In the Young ruling, Garman points out that Illinois ''state law prohibits minors from owning firearms,'' and ''municipal ordinances generally prohibit possession of handguns within the City of Chicago.''

''Nevertheless,'' Garman writes, ''numerous violent crimes are committed each year in the City of Chicago by juveniles armed with illegal weapons.''

Translation: Myriad laws do not prevent criminal acts. Juvenile criminals are still criminals, and the existence of an ordinance forbidding honest citizens -- upon whom these thugs routinely prey -- from owning or carrying firearms for their own defense is not going to stop punk felons from using guns in crimes. Neither will suing gun makers into bankruptcy.

Just one day before the Illinois Supreme Court rulings were handed down, the Illinois House of Representatives voted 85-30 to override Gov. Blagojevich's veto of SB 2165, which would protect citizens from local anti-gun ordinances if they use a firearm to defend themselves or their families. The legislation was inspired by the case of Wilmette resident Hale DeMar, who shot a burglar in his home with a handgun, despite a 15-year-old handgun ban in that Chicago suburb. One week earlier the state Senate also voted 40-18 to override the governor.

In case Gov. Blagojevich or Mayor Daley haven't grasped it yet, they are seriously out of touch -- with the citizens, the Legislature, the courts, and reality.

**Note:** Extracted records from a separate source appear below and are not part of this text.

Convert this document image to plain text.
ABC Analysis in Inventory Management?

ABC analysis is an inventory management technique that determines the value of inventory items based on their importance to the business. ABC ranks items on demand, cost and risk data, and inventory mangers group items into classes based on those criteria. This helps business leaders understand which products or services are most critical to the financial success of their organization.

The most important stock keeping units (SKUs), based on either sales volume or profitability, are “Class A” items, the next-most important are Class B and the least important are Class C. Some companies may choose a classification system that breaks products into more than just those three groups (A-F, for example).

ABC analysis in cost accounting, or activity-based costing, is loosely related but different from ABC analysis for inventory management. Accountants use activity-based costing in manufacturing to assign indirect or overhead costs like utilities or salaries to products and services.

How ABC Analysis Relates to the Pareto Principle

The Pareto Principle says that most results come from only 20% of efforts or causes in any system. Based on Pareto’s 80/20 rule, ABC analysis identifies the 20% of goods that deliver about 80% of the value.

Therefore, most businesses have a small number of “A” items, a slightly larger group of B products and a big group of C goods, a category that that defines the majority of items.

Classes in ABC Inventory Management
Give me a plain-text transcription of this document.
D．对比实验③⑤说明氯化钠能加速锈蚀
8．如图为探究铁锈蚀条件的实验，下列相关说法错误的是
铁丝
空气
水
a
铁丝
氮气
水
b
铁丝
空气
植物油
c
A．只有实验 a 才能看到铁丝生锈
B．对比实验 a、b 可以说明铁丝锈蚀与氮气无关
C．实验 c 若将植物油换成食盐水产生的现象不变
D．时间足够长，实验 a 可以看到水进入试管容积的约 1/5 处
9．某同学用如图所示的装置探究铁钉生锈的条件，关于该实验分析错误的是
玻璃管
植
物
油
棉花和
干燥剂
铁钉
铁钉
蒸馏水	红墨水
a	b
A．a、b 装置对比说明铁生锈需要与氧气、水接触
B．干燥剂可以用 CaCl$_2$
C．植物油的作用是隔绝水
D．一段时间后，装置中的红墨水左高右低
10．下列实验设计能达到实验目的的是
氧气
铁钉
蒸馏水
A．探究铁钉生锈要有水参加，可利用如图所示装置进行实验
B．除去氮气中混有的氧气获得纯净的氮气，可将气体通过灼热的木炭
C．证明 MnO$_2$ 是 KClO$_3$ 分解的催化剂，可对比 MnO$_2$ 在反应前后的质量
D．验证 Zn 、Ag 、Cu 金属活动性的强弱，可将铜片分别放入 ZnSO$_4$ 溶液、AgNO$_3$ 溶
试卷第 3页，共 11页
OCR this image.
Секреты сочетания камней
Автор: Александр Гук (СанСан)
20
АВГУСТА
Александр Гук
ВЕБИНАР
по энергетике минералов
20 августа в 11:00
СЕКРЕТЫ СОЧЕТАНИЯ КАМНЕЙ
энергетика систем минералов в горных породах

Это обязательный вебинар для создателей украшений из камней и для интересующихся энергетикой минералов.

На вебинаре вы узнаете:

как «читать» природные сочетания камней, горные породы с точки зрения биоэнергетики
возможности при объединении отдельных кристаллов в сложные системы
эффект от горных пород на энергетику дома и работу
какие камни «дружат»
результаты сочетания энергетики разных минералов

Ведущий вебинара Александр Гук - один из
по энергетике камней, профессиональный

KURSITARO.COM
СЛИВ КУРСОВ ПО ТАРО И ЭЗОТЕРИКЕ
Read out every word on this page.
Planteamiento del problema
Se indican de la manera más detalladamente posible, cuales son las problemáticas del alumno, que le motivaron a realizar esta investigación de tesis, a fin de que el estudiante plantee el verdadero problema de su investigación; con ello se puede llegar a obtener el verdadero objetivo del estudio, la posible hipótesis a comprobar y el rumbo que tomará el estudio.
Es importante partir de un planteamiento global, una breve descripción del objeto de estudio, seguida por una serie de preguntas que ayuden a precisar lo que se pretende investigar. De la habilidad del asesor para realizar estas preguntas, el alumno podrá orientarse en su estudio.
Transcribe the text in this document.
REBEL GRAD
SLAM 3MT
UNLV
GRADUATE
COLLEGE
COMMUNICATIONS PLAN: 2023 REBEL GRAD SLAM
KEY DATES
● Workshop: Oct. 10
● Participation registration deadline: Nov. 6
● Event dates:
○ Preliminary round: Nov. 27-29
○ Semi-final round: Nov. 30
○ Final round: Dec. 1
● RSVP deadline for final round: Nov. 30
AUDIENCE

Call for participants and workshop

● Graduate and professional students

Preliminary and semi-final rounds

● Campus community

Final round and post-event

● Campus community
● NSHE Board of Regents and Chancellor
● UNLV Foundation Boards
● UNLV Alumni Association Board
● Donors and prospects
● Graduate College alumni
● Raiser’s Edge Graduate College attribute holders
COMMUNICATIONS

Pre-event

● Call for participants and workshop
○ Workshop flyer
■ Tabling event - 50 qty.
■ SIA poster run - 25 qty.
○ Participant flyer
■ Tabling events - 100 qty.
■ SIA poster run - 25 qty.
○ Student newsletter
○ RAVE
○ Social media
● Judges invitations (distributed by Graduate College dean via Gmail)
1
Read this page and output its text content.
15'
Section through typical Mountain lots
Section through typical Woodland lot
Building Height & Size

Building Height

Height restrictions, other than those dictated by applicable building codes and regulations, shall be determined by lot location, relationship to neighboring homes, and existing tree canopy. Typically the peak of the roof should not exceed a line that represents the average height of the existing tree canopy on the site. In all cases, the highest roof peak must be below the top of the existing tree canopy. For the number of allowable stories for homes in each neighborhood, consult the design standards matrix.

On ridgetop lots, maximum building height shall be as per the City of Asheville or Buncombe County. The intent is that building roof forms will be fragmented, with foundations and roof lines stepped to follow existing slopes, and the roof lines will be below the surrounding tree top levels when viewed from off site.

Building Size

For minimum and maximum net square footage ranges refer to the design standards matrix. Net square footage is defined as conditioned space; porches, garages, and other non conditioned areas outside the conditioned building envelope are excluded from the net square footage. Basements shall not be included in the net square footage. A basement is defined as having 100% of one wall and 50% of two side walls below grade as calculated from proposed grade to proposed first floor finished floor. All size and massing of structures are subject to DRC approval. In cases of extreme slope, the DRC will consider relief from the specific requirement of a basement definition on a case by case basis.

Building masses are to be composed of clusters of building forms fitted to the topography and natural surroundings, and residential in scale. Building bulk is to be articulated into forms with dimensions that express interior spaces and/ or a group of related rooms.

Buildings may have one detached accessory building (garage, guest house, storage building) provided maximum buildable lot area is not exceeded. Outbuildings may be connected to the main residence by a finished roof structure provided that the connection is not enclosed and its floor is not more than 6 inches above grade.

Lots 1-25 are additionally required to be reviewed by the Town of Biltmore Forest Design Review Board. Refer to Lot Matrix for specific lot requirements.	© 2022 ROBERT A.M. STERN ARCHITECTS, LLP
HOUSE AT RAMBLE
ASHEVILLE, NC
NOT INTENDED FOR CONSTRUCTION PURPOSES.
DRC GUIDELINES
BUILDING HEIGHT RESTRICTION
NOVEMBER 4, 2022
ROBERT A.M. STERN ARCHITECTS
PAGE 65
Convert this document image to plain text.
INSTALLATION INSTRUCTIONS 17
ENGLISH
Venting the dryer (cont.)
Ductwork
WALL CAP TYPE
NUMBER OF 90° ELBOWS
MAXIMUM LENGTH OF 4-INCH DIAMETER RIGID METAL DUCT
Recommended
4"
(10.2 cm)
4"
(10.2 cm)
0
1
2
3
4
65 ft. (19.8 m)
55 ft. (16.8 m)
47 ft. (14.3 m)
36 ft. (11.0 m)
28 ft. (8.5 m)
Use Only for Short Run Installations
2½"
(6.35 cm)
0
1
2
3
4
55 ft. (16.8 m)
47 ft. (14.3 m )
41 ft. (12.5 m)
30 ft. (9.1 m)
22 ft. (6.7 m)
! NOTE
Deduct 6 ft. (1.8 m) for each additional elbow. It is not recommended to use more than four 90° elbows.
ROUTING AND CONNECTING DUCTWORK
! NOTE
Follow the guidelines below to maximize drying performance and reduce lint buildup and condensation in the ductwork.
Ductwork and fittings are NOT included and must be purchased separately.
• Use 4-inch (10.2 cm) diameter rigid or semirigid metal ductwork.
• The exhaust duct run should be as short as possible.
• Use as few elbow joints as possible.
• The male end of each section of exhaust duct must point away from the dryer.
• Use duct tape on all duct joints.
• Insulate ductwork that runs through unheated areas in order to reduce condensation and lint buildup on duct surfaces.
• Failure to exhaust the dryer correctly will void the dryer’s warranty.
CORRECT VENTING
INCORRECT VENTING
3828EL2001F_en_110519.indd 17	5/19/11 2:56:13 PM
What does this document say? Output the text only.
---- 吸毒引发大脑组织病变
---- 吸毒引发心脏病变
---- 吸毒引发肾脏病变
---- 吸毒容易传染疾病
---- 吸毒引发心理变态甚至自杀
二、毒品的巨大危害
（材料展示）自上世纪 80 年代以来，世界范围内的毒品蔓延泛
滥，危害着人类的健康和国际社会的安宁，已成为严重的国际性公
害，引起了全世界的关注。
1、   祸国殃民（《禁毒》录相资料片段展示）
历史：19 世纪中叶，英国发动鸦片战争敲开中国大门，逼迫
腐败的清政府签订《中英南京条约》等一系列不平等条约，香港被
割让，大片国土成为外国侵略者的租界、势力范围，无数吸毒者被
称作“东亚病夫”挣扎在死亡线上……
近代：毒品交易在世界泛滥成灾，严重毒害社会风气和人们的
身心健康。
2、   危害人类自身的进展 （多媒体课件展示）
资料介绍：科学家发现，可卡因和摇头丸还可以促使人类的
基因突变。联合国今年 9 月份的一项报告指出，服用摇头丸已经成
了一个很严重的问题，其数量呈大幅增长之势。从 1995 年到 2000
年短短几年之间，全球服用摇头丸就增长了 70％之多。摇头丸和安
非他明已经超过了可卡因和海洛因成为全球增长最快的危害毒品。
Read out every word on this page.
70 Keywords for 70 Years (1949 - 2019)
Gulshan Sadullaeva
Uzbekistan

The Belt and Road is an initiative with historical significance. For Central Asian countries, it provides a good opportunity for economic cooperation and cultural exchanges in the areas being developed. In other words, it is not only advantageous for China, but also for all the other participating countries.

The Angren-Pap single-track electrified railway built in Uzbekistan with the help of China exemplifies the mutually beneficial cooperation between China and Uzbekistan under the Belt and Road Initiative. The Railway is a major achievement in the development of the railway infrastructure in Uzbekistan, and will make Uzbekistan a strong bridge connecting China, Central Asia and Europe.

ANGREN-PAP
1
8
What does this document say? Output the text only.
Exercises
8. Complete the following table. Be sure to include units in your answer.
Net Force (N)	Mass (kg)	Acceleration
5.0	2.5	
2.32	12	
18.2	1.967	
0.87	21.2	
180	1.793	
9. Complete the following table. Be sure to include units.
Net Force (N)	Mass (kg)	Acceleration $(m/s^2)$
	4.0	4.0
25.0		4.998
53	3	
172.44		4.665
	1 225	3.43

Daley told the Associated Press that the court ruling was ''disheartening.'' That's how politicians usually describe being creamed.

In the final analysis, what happened in Illinois is reflective of what has already happened elsewhere around the nation. Apparently, it just takes a little longer for the Left to grasp it in the Land of Lincoln. Judges are following the law, and avoiding the temptation to legislate from the bench. Legislatures are responding -- albeit with very small steps in Illinois -- to constituents who demand that their right of self-defense be held sacrosanct. Forty-six states have some form of concealed carry law on the books, and Illinois is one of the four remaining holdouts.

The Illinois Supreme Court and the Illinois Legislature have both chalked up wins for common sense. In the process, they have further eroded the ability of gun control proponents to demagogue their values onto the backs of law-abiding citizens and legitimate businesses. As the Brady crowd is fond of saying, that's a ''good first step.''


Dave Workman is senior editor of Gun Week, a national firearms publication owned by the Second Amendment Foundation.